As perspectivas para a Pátria Grande na América Latina

Chile (Foto crédito: El País)

“Renova-te

Renasce em ti mesmo.

Multiplica os teus olhos, para verem mais

Multiplica os teus braços para semeares tudo.

Destrói os olhos que tiverem visto.

Cria outros, para as visões novas.

Destrói os braços que tiverem semeado,

Para se esquecerem de colher.

Sê sempre o mesmo.

Sempre outro.

Mas sempre alto.

Sempre longe.

E dentro de tudo.

Cânticos Cecilia Meireles”

Vinte anos parecem pouco anos para a história, mas nos últimos vinte anos, seja pelo conteúdo como pela velocidade, ocorreram mudanças significativas nos processos históricos do mundo. Mudanças significativas na geopolítica mundial.

É impossível pensar os acontecimentos em cada país sem vinculá-lo à geopolítica mundial, ao esgotamento do neoliberalismo – que só trouxe miséria, desemprego, fortalecimento do poder das finanças, crises econômicas -, as revoluções coloridas, o poder do Deep States e as guerras hídricas patrocinadas pelo poder anglo-americano.

Por outro lado, também é impossível pensar estes acontecimentos sem considerar o fortalecimento econômico, político e militar da Rússia e China, do Vietnã, dos países da Ásia e outros países numa demonstração de que Outro Mundo é Possível. Ao mesmo tempo, é necessário desenvolver estes países, tirar milhares de pessoas da pobreza e acumular forças para enfrentar o imperialismo.

Os EUA destruíram o Iraque, a Líbia, o Afeganistão, a Siria mas saiu derrotado e humilhado do Afeganistão, e não consolidaram seu poder nestes países que vivem em eterna efervescência política. A Síria sobreviveu com seu nacionalismo revolucionário.

Há mais ou menos duas décadas a América Latina não só viu uma luz do fim do túnel, mas presenciou um clarão de esperanças com os governos progressistas e revolucionários de Hugo Chávez na Venezuela, Néstor e Cristina Kirchner na Argentina, Evo Morales na Bolívia, Tabaré Vasques e Mujica no Uruguai, Daniel Ortega na Nicáragua, Alan Garcia e Ollanta Humala no Peru, Michelle Bachelet no Chile, Fernando Lugo no Paraguai. Ao que tudo parecia, estávamos presenciando o renascer da Pátria Grande de Bolívar.

Com programas de inclusão social e um desenvolvimento econômico pontuado em defesa das riquezas nacionais, petróleo, minerais, alimentos, parcerias com a China, Rússia, Irã e outros países o continente latino-americano conseguiu tirar milhares de pessoas da pobreza. A Integração foi buscada, através da Unasul, da Celac, do Mercosul, Banco do Sul.

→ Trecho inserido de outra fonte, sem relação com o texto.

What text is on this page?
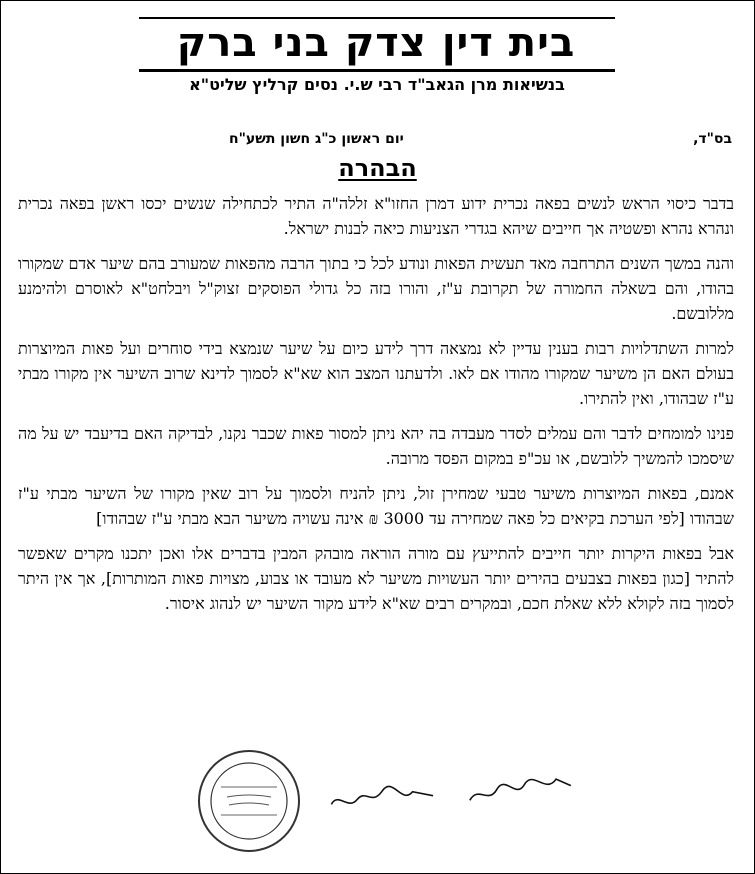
בית דין צדק בני ברק
בנשיאות מרן הגאב"ד רבי ש.י. נסים קרליץ שליט"א
בס"ד,
יום ראשון כ"ג חשון תשע"ח
הבהרה

בדבר כיסוי הראש לנשים בפאה נכרית ידוע דמרן החזו"א זללה"ה התיר לכתחילה שנשים יכסו ראשן בפאה נכרית ונהרא נהרא ופשטיה אך חייבים שיהא בגדרי הצניעות כיאה לבנות ישראל.

והנה במשך השנים התרחבה מאד תעשית הפאות ונודע לכל כי בתוך הרבה מהפאות שמעורב בהם שיער אדם שמקורו בהודו, והם בשאלה החמורה של תקרובת ע"ז, והורו בזה כל גדולי הפוסקים זצוק"ל ויבלחט"א לאוסרם ולהימנע מללובשם.

למרות השתדלויות רבות בענין עדיין לא נמצאה דרך לידע כיום על שיער שנמצא בידי סוחרים ועל פאות המיוצרות בעולם האם הן משיער שמקורו מהודו אם לאו. ולדעתנו המצב הוא שא"א לסמוך לדינא שרוב השיער אין מקורו מבתי ע"ז שבהודו, ואין להתירו.

פנינו למומחים לדבר והם עמלים לסדר מעבדה בה יהא ניתן למסור פאות שכבר נקנו, לבדיקה האם בדיעבד יש על מה שיסמכו להמשיך ללובשם, או עכ"פ במקום הפסד מרובה.

אמנם, בפאות המיוצרות משיער טבעי שמחירן זול, ניתן להניח ולסמוך על רוב שאין מקורו של השיער מבתי ע"ז שבהודו [לפי הערכת בקיאים כל פאה שמחירה עד 3000 ₪ אינה עשויה משיער הבא מבתי ע"ז שבהודו]

אבל בפאות היקרות יותר חייבים להתייעץ עם מורה הוראה מובהק המבין בדברים אלו ואכן יתכנו מקרים שאפשר להתיר [כגון בפאות בצבעים בהירים יותר העשויות משיער לא מעובד או צבוע, מצויות פאות המותרות], אך אין היתר לסמוך בזה לקולא ללא שאלת חכם, ובמקרים רבים שא"א לידע מקור השיער יש לנהוג איסור.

O Brasil construiu o Porto de Mariel em Cuba, negociou um acordo do gás com a Bolívia. E se integrou ao BRICS.

Em substituição ao Consenso de Washington buscou-se o Consenso Sul Americano, a criação da PetroCaribe, PetroSul, Petro Andino. Buscou-se com certo sucesso o que chamamos de substituição de importação de produtos para o desenvolvimento de suas economias, e a nacionalização do petróleo, de telecomunicação e setores estratégicos da economia. 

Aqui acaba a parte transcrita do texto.